Last July, Marks underwent a corneal transplant procedure called Descemet’s membrane endothelial keratoplasty. Known as DMEK, the surgery uses a donor cornea to replace a diseased one. The procedure is performed to treat and prevent visual blindness caused by different types of corneal diseases, including Fuchs’ dystrophy.

DMEK is the latest technique in the evolution of corneal procedures. Its predecessor, endothelial keratoplasty (EK), involved a full cornea transplant in which surgeons removed a patient’s entire cornea (approximately 8 mm in diameter), carved out a graft cornea from donor tissue and placed it into the patient’s eye.

“It’s definitely a larger procedure because you’re punching a hole in front of the eyeball,” Pandit said.

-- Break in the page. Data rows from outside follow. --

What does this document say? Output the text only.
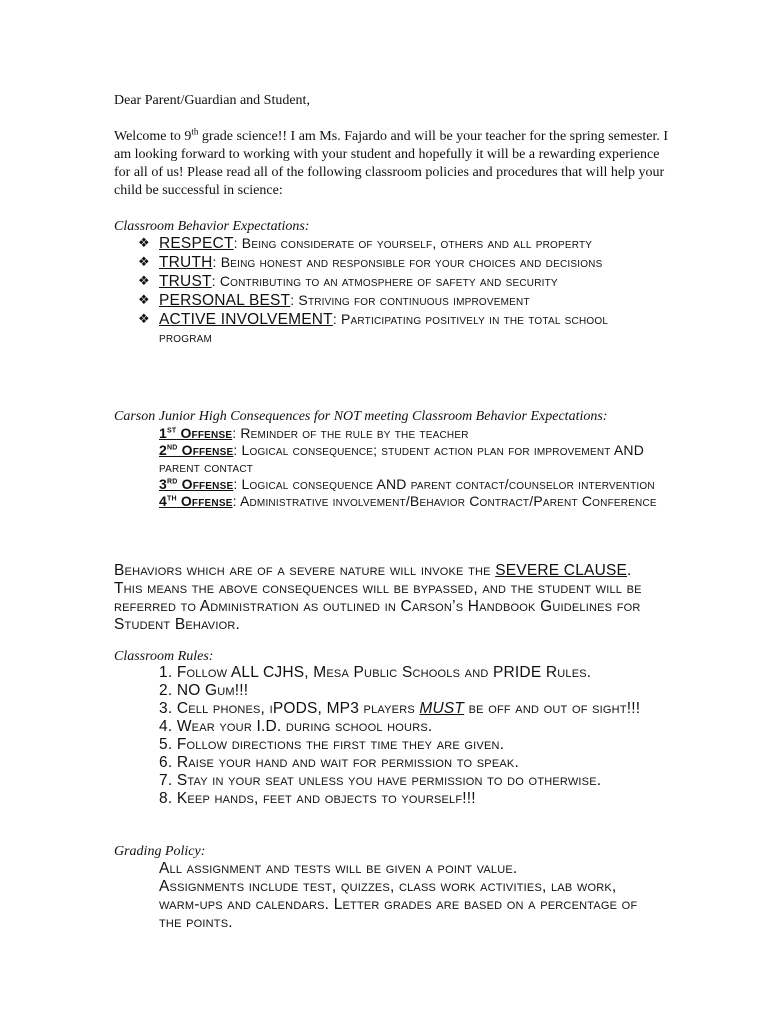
Dear Parent/Guardian and Student,
Welcome to 9th grade science!! I am Ms. Fajardo and will be your teacher for the spring semester. I am looking forward to working with your student and hopefully it will be a rewarding experience for all of us! Please read all of the following classroom policies and procedures that will help your child be successful in science:
Classroom Behavior Expectations:
❖ RESPECT: Being considerate of yourself, others and all property
❖ TRUTH: Being honest and responsible for your choices and decisions
❖ TRUST: Contributing to an atmosphere of safety and security
❖ PERSONAL BEST: Striving for continuous improvement
❖ ACTIVE INVOLVEMENT: Participating positively in the total school program
Carson Junior High Consequences for NOT meeting Classroom Behavior Expectations:

1st Offense: Reminder of the rule by the teacher

2nd Offense: Logical consequence; student action plan for improvement AND parent contact

3rd Offense: Logical consequence AND parent contact/counselor intervention

4th Offense: Administrative involvement/Behavior Contract/Parent Conference

Behaviors which are of a severe nature will invoke the SEVERE CLAUSE. This means the above consequences will be bypassed, and the student will be referred to Administration as outlined in Carson’s Handbook Guidelines for Student Behavior.
Classroom Rules:

1. Follow ALL CJHS, Mesa Public Schools and PRIDE Rules.

2. NO Gum!!!

3. Cell phones, iPODS, MP3 players MUST be off and out of sight!!!

4. Wear your I.D. during school hours.

5. Follow directions the first time they are given.

6. Raise your hand and wait for permission to speak.

7. Stay in your seat unless you have permission to do otherwise.

8. Keep hands, feet and objects to yourself!!!

Grading Policy:

All assignment and tests will be given a point value.

Assignments include test, quizzes, class work activities, lab work, warm-ups and calendars. Letter grades are based on a percentage of the points.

Instead of removing the whole cornea, surgeons make a quarter-inch-wide incision on the eye, remove only the diseased inner layer of the cornea and transplant an ultrathin donor graft the thickness of a strand of human hair.

“Say you have a cornea, which is about 11.5 mm from end to end on the front portion of the patient’s eye. We take a trephine, which has a blade in it and has a portion of it that suctions onto the eyeball so the eye can’t move,” Pandit explained.” You screw the blade down until it punctures the front part of the eye. It’s essentially like taking the lid off the pot until you get a new lid back on.”

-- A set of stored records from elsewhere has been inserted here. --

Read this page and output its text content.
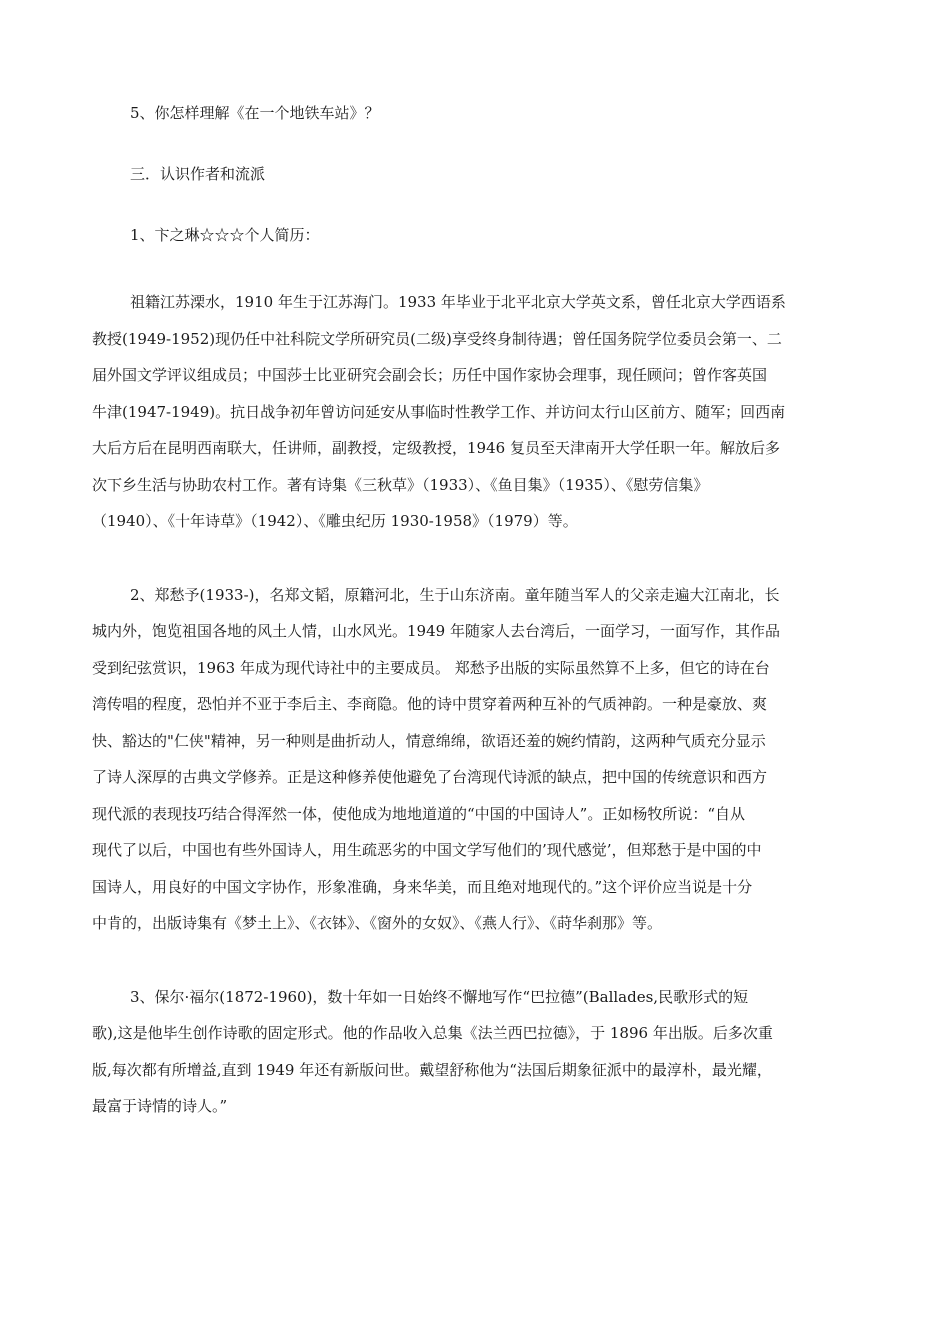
5、你怎样理解《在一个地铁车站》？

三．认识作者和流派

1、卞之琳☆☆☆个人简历：

祖籍江苏溧水，1910 年生于江苏海门。1933 年毕业于北平北京大学英文系，曾任北京大学西语系
教授(1949-1952)现仍任中社科院文学所研究员(二级)享受终身制待遇；曾任国务院学位委员会第一、二
届外国文学评议组成员；中国莎士比亚研究会副会长；历任中国作家协会理事，现任顾问；曾作客英国
牛津(1947-1949)。抗日战争初年曾访问延安从事临时性教学工作、并访问太行山区前方、随军；回西南
大后方后在昆明西南联大，任讲师，副教授，定级教授，1946 复员至天津南开大学任职一年。解放后多
次下乡生活与协助农村工作。著有诗集《三秋草》（1933）、《鱼目集》（1935）、《慰劳信集》
（1940）、《十年诗草》（1942）、《雕虫纪历 1930-1958》（1979）等。
2、郑愁予(1933-)，名郑文韬，原籍河北，生于山东济南。童年随当军人的父亲走遍大江南北，长
城内外，饱览祖国各地的风土人情，山水风光。1949 年随家人去台湾后，一面学习，一面写作，其作品
受到纪弦赏识，1963 年成为现代诗社中的主要成员。 郑愁予出版的实际虽然算不上多，但它的诗在台
湾传唱的程度，恐怕并不亚于李后主、李商隐。他的诗中贯穿着两种互补的气质神韵。一种是豪放、爽
快、豁达的"仁侠"精神，另一种则是曲折动人，情意绵绵，欲语还羞的婉约情韵，这两种气质充分显示
了诗人深厚的古典文学修养。正是这种修养使他避免了台湾现代诗派的缺点，把中国的传统意识和西方
现代派的表现技巧结合得浑然一体，使他成为地地道道的“中国的中国诗人”。正如杨牧所说：“自从
现代了以后，中国也有些外国诗人，用生疏恶劣的中国文学写他们的’现代感觉’，但郑愁于是中国的中
国诗人，用良好的中国文字协作，形象准确，身来华美，而且绝对地现代的。”这个评价应当说是十分
中肯的，出版诗集有《梦土上》、《衣钵》、《窗外的女奴》、《燕人行》、《莳华刹那》等。
3、保尔·福尔(1872-1960)，数十年如一日始终不懈地写作“巴拉德”(Ballades,民歌形式的短
歌),这是他毕生创作诗歌的固定形式。他的作品收入总集《法兰西巴拉德》，于 1896 年出版。后多次重
版,每次都有所增益,直到 1949 年还有新版问世。戴望舒称他为“法国后期象征派中的最淳朴，最光耀，
最富于诗情的诗人。”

Because the donor grafts are extremely delicate, the tissue is preloaded in a glass vial—like a soggy, rolled up piece of tissue paper floating in a vat of water—that attaches to a syringe and is injected directly into the eye.

“For years, no one would have imagined this,” Pandit said. “We now have these rolled up tissues of cornea that come in a little glass vial that is sent in the whole container system from these eye banks.”

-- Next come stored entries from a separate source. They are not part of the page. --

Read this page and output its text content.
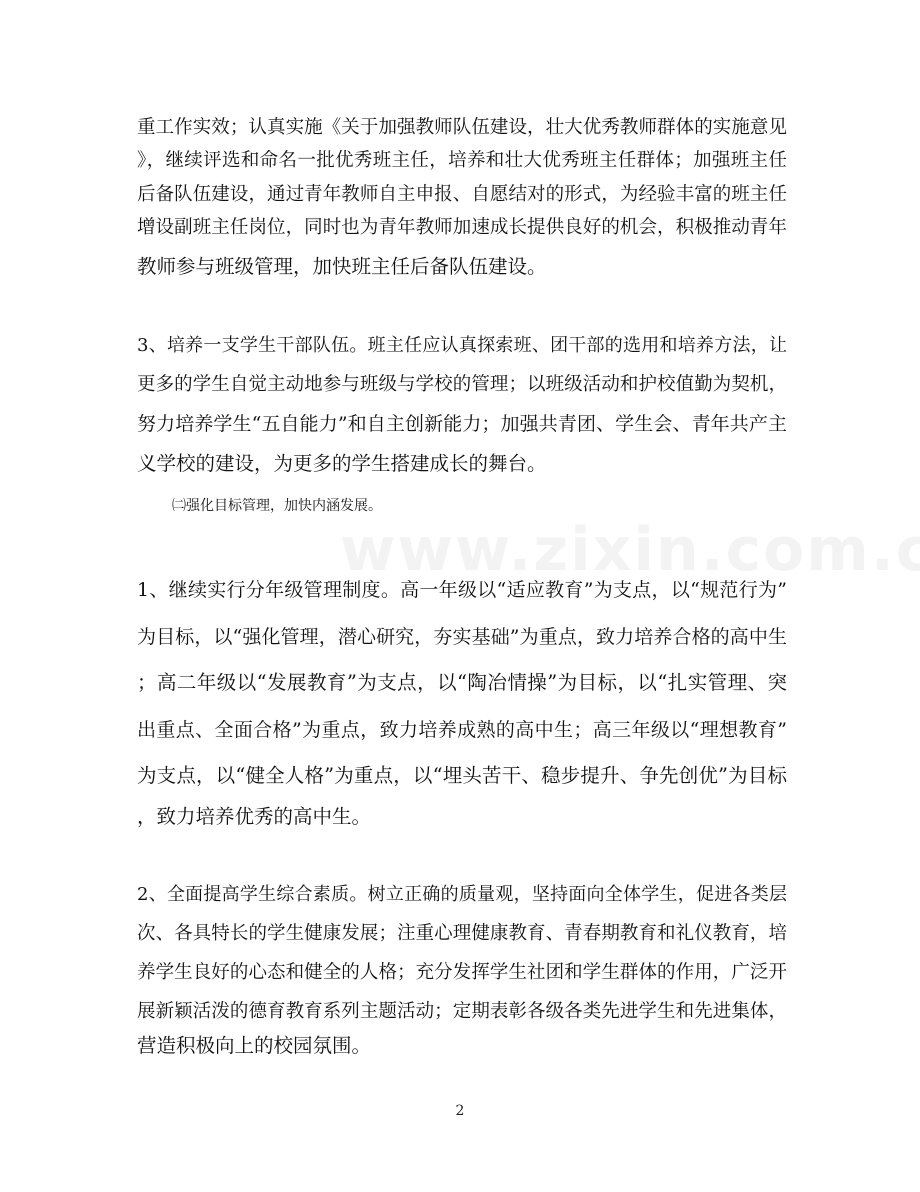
重工作实效；认真实施《关于加强教师队伍建设，壮大优秀教师群体的实施意见
》，继续评选和命名一批优秀班主任，培养和壮大优秀班主任群体；加强班主任
后备队伍建设，通过青年教师自主申报、自愿结对的形式，为经验丰富的班主任
增设副班主任岗位，同时也为青年教师加速成长提供良好的机会，积极推动青年
教师参与班级管理，加快班主任后备队伍建设。
3、培养一支学生干部队伍。班主任应认真探索班、团干部的选用和培养方法，让
更多的学生自觉主动地参与班级与学校的管理；以班级活动和护校值勤为契机，
努力培养学生“五自能力”和自主创新能力；加强共青团、学生会、青年共产主
义学校的建设，为更多的学生搭建成长的舞台。
㈡强化目标管理，加快内涵发展。
1、继续实行分年级管理制度。高一年级以“适应教育”为支点，以“规范行为”
为目标，以“强化管理，潜心研究，夯实基础”为重点，致力培养合格的高中生
；高二年级以“发展教育”为支点，以“陶冶情操”为目标，以“扎实管理、突
出重点、全面合格”为重点，致力培养成熟的高中生；高三年级以“理想教育”
为支点，以“健全人格”为重点，以“埋头苦干、稳步提升、争先创优”为目标
，致力培养优秀的高中生。
2、全面提高学生综合素质。树立正确的质量观，坚持面向全体学生，促进各类层
次、各具特长的学生健康发展；注重心理健康教育、青春期教育和礼仪教育，培
养学生良好的心态和健全的人格；充分发挥学生社团和学生群体的作用，广泛开
展新颖活泼的德育教育系列主题活动；定期表彰各级各类先进学生和先进集体，
营造积极向上的校园氛围。
2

The Geuder Pre-Loaded Glass Cannula that contains the corneal graft. The cannula attaches to a syringe, which allows surgeons to inject the graft directly onto the eye. (Photo courtesy of CorneaGen)

According to the Cornea Research Foundation, full corneal transplants had a 20 percent risk of rejection; however, DMEK procedures have less than 1 percent risk of rejection.

Additionally, DMEK not only helps patients recover their vision, but can produce improved sight once fully healed. Up to 79 percent of DMEK patients attain 20/20 vision, based on data from the American Academy of Ophthalmology.

Thanks to Pandit, DMEK and his donor, Marks said he now enjoys “high definition” in his left eye.

“My wife trusts my driving now and I can actually watch TV. Even today, I’d be sitting in the car and I’m telling her about license plates two or three cars in front of me,” he said, joyfully. “I wake up every morning and I can see much better than I ever had in the past. I’m just so thankful. It just exceeded my wildest imagination about what my vision would have been before I had this procedure.”